O Brasil esteve perigosamente perto de uma crise institucional sem precedentes na história recente na semana passada, no impasse entre Senado e Supremo Tribunal Federal a respeito da permanência de Renan Calheiros (PMDB-AL) na presidência da casa legislativa, com direito a um ato explícito, por parte da Mesa do Senado, de desobediência a uma decisão judicial. Após o pleno do STF derrubar a liminar de Marco Aurélio Mello, chegou-se a pensar que os atritos estavam contidos, até porque tanto Legislativo quanto Judiciário se aproximavam de seus recessos de fim de ano.
Mas eis que o conflito aberto que parecia mais distante pode retornar. Na quarta-feira, Calheiros mostrou que não estava blefando quando disse que pretendia votar ainda nesta semana o projeto de lei sobre abuso de autoridade. O texto, repleto de erros e imprecisões que atam as mãos de juízes e procuradores, parecia destinado à gaveta após o STF manter Calheiros à frente do Senado, mas a denúncia contra o senador oferecida na segunda-feira pelo procurador-geral da República, Rodrigo Janot, acendeu no peemedebista alagoano o mesmo desejo de vingança que já tinha movido os deputados que desfiguraram as Dez Medidas Contra a Corrupção. Felizmente, na sessão de quarta vários senadores criticaram a pressa de Calheiros e, por fim, o presidente do Senado tirou o tema da pauta do dia.
Pelo andar da carruagem, a grave desobediência promovida por Renan Calheiros terminará impune
Na mesma noite, uma nova atitude colocou lenha na fogueira do conflito entre poderes: o ministro do STF Luiz Fux determinou, em liminar, que o projeto das Dez Medidas, que estava no Senado (e que Renan também tentou fazer votar em regime de urgência logo após sua aprovação na Câmara), voltasse para as mãos dos deputados.

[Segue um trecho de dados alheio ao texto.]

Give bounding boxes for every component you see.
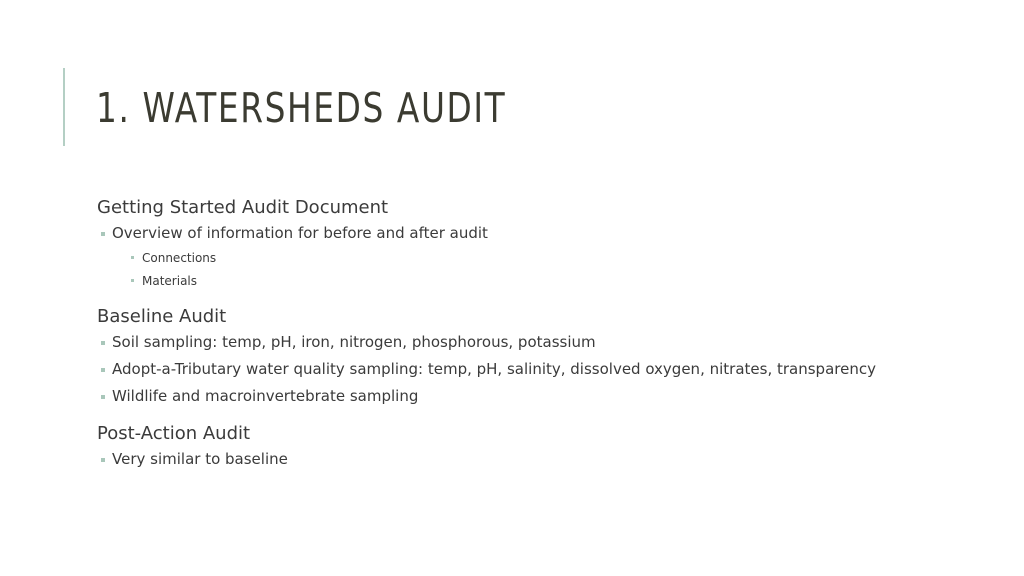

O centro da polêmica é a absurda “emenda da meia-noite” que instituiu crimes de abuso de autoridade para juízes e promotores. Segundo Fux, as Dez Medidas eram um projeto de iniciativa popular, nos termos do artigo 61 da Constituição. E o Regimento Interno da Câmara dos Deputados prevê que tais projetos sejam apreciados diretamente pelo plenário, sem passar por comissões, conforme determinam os artigos 24 e 252 do Regimento. No entanto, o projeto das Dez Medidas foi “apropriado” por quatro deputados, que o apresentaram como sendo de sua autoria – uma prática que Fux critica. Por esse raciocínio, a tramitação das Dez Medidas teria sido errada desde seu início. O ministro continua, alegando que, sendo as Dez Medidas um projeto de iniciativa popular, não poderiam sofrer emendas que as desfigurassem, muito menos que representassem o oposto daquilo que a população desejava ao endossá-las com milhões de assinaturas.

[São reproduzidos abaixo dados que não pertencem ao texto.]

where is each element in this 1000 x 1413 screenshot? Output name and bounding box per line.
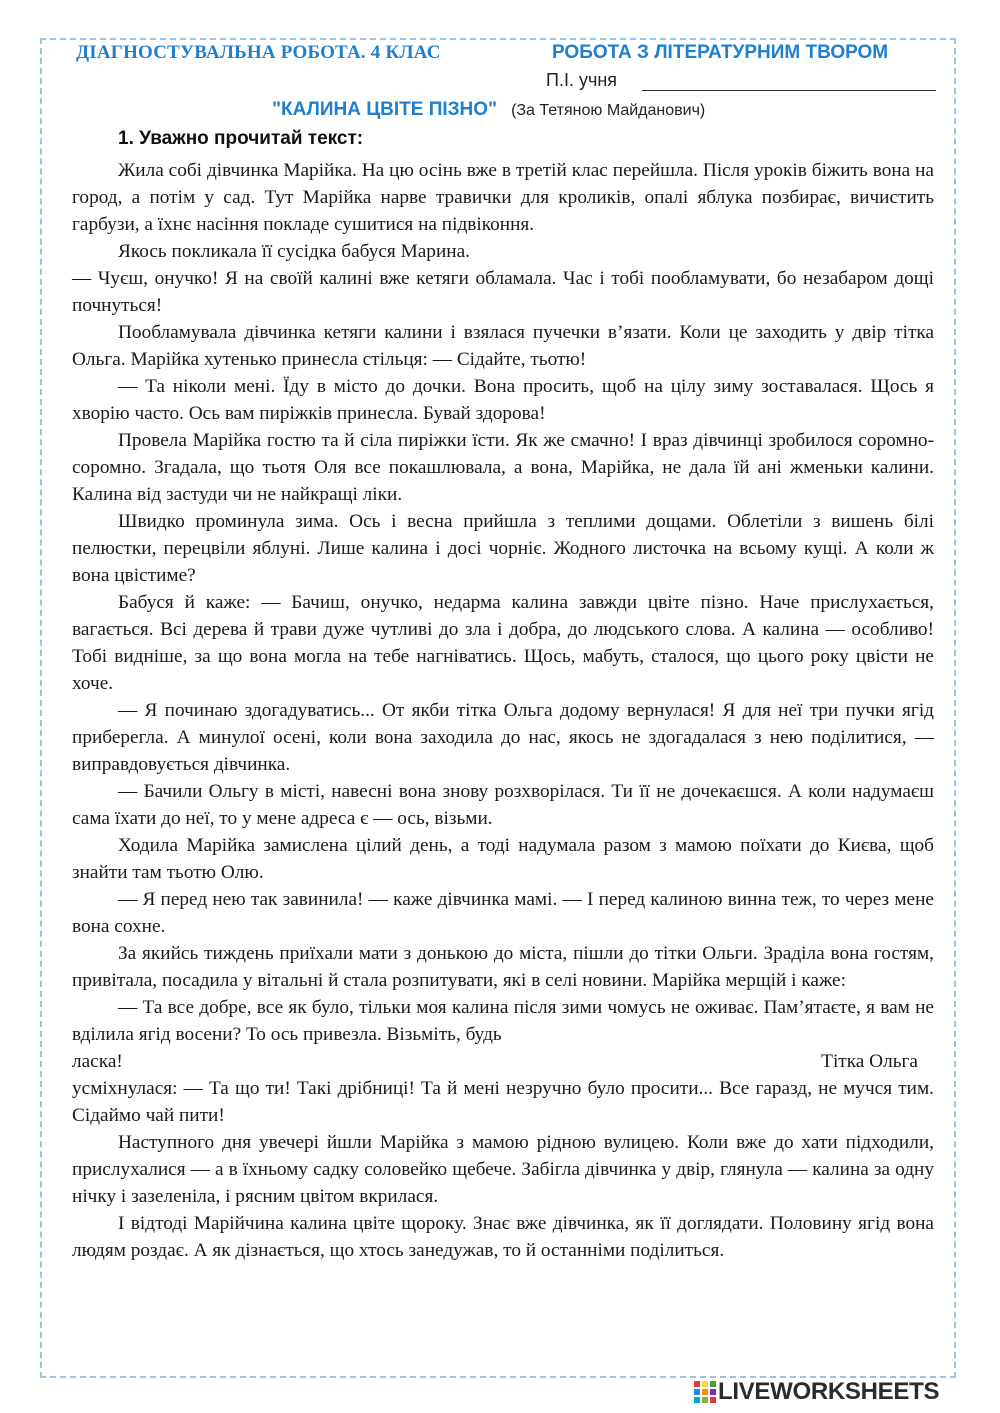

A argumentação de Fux, no entanto, tem pontos fracos. Ninguém questionou o fato de o projeto das Dez Medidas ter sido apresentado por quatro deputados, em vez da iniciativa popular; assim, ele ficou sujeito ao trâmite normal. Além disso, o Regimento da Câmara não tem nenhuma proibição explícita a emendas no caso de projetos de iniciativa popular. E, por fim, a própria ideia da “intocabilidade” de tais projetos seria uma restrição à atividade do Legislativo, cujas funções incluem a discussão de projetos de lei, com as alterações que os deputados julgarem necessárias.

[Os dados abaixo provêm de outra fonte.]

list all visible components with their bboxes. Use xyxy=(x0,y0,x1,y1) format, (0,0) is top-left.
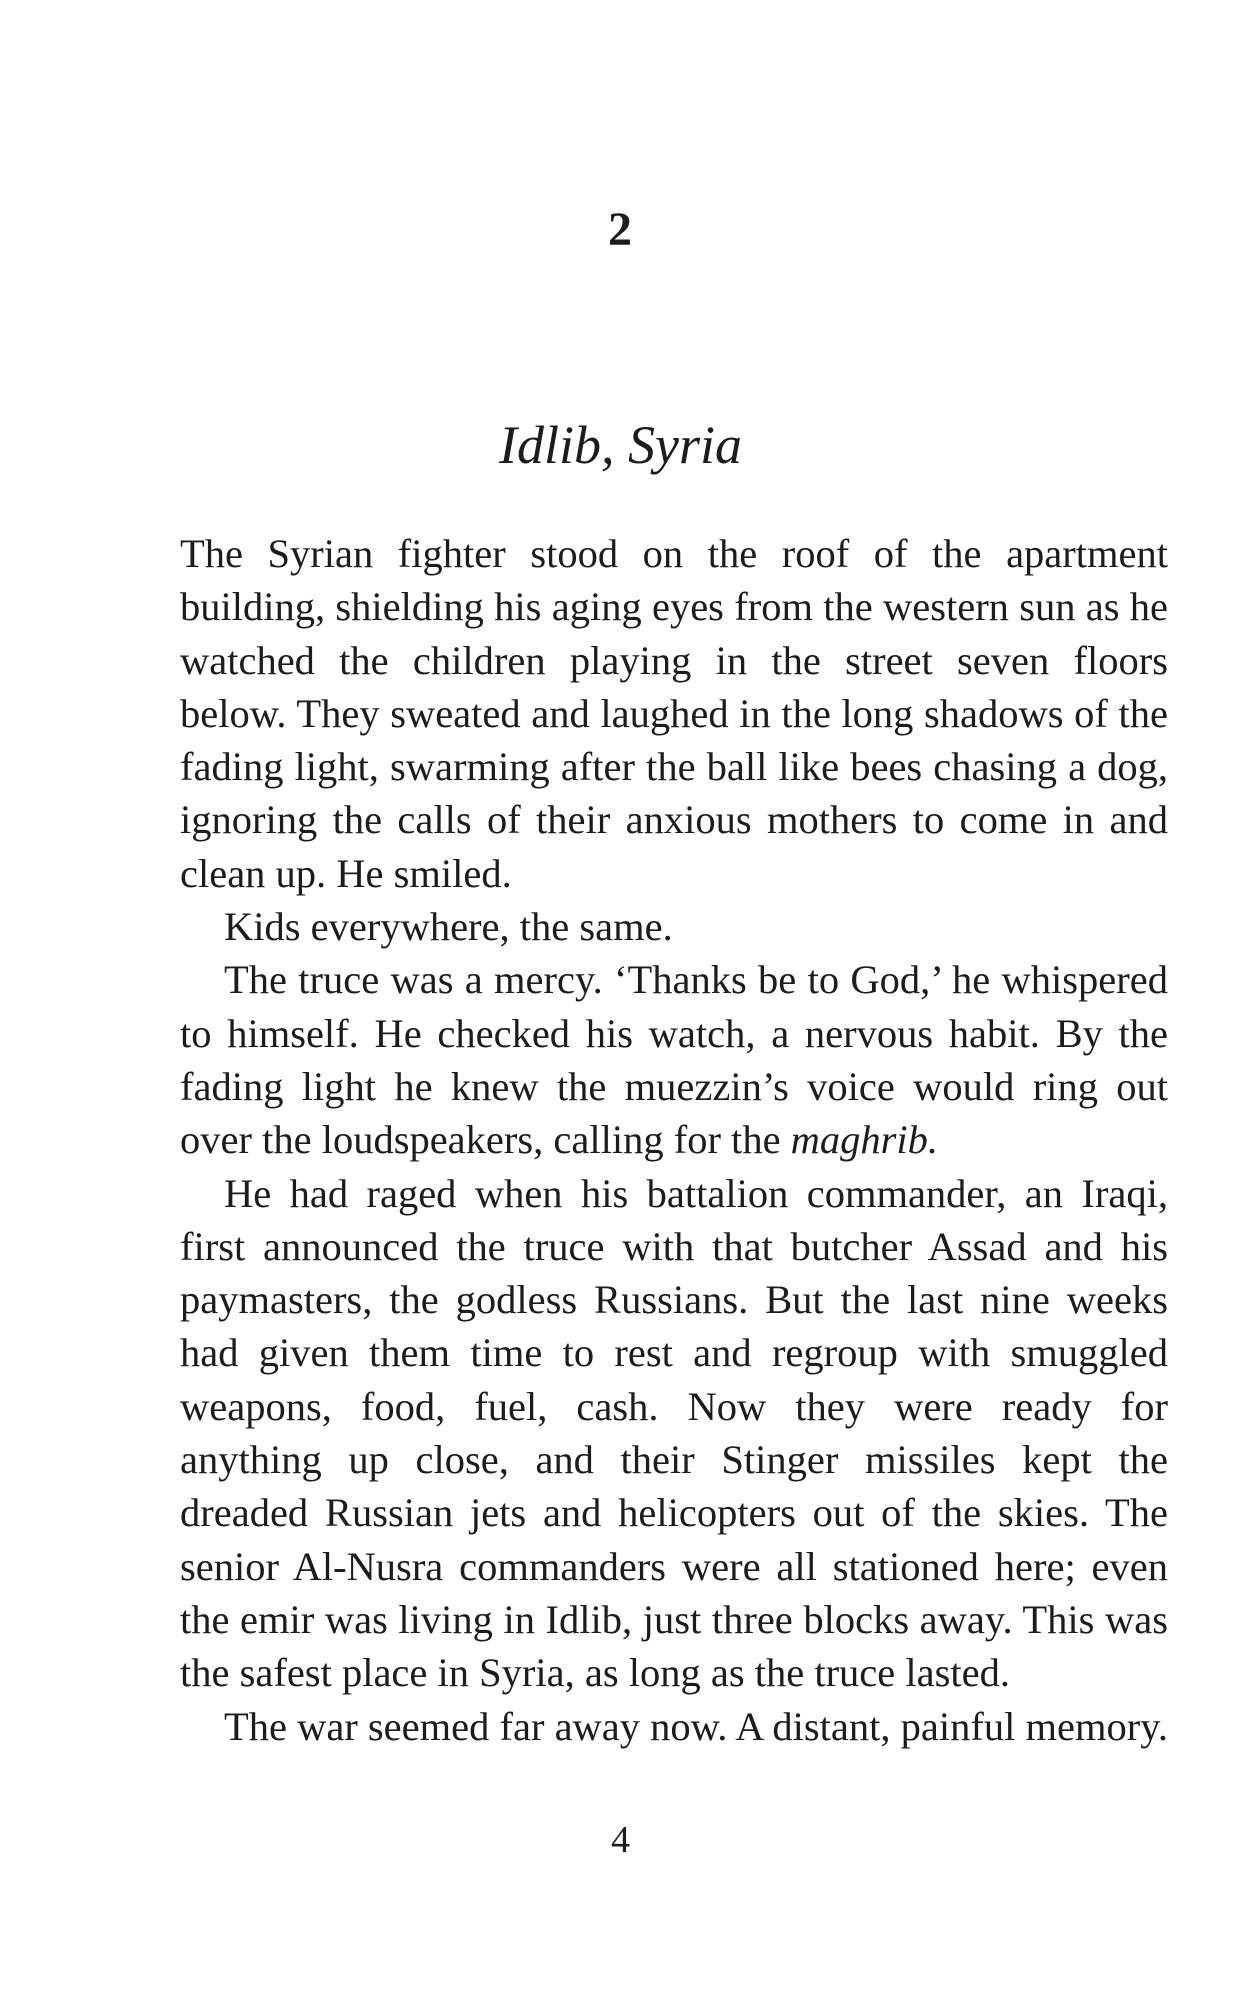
paragraph: Kids everywhere, the same. xyxy=(224,904,673,950)
chapter-title: Idlib, Syria xyxy=(499,415,742,475)
page-number: 4 xyxy=(611,1819,630,1861)
italic-term: maghrib. xyxy=(790,1117,939,1163)
paragraph: The Syrian fighter stood on the roof of the apartment building, shielding his aging eyes from the western sun as he watched the children playing in the street seven floors below. They sweated and laughed in the long shadows of the fading light, swarming after the ball like bees chasing a dog, ignoring the calls of their anxious mothers to come in and clean up. He smiled. xyxy=(180,531,1168,896)
chapter-body xyxy=(180,527,1168,1753)
paragraph-text: The truce was a mercy. ‘Thanks be to God,’ he whispered to himself. He checked his watch, a nervous habit. By the fading light he knew the muezzin’s voice would ring out over the loudspeakers, calling for the xyxy=(180,957,1168,1163)
paragraph: He had raged when his battalion commander, an Iraqi, first announced the truce with that butcher Assad and his paymasters, the godless Russians. But the last nine weeks had given them time to rest and regroup with smuggled weapons, food, fuel, cash. Now they were ready for anything up close, and their Stinger missiles kept the dreaded Russian jets and helicopters out of the skies. The senior Al-Nusra commanders were all stationed here; even the emir was living in Idlib, just three blocks away. This was the safest place in Syria, as long as the truce lasted. xyxy=(180,1170,1168,1696)
paragraph xyxy=(180,953,1168,1166)
paragraph: The war seemed far away now. A distant, painful memory. xyxy=(224,1703,1168,1749)
chapter-number: 2 xyxy=(608,203,633,256)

Por isso, não surpreende que a liminar tenha sido vista como nova interferência indevida do STF no Legislativo, especialmente porque as Dez Medidas ainda não tinham encerrado sua tramitação: era (e é) teoricamente possível que, num surto de bom senso, os senadores retirassem os pontos nefastos do texto e o devolvessem à Câmara. E o presidente Michel Temer pode vetar trechos se o texto chegar ao Planalto.
Senado e STF estão brincando com fogo nesse vaivém de ataques. As crises institucionais mais perigosas são aquelas para as quais não existe solução institucional e legal previamente definida, pois essas podem conduzir à anomia. Veja-se, por exemplo, que a grave desobediência promovida por Calheiros e a Mesa Diretora do Senado, pelo andar da carruagem, terminará impune, abrindo um perigosíssimo precedente em que tudo fica permitido. No tiroteio entre poderes, a democracia corre o risco de levar uma bala perdida.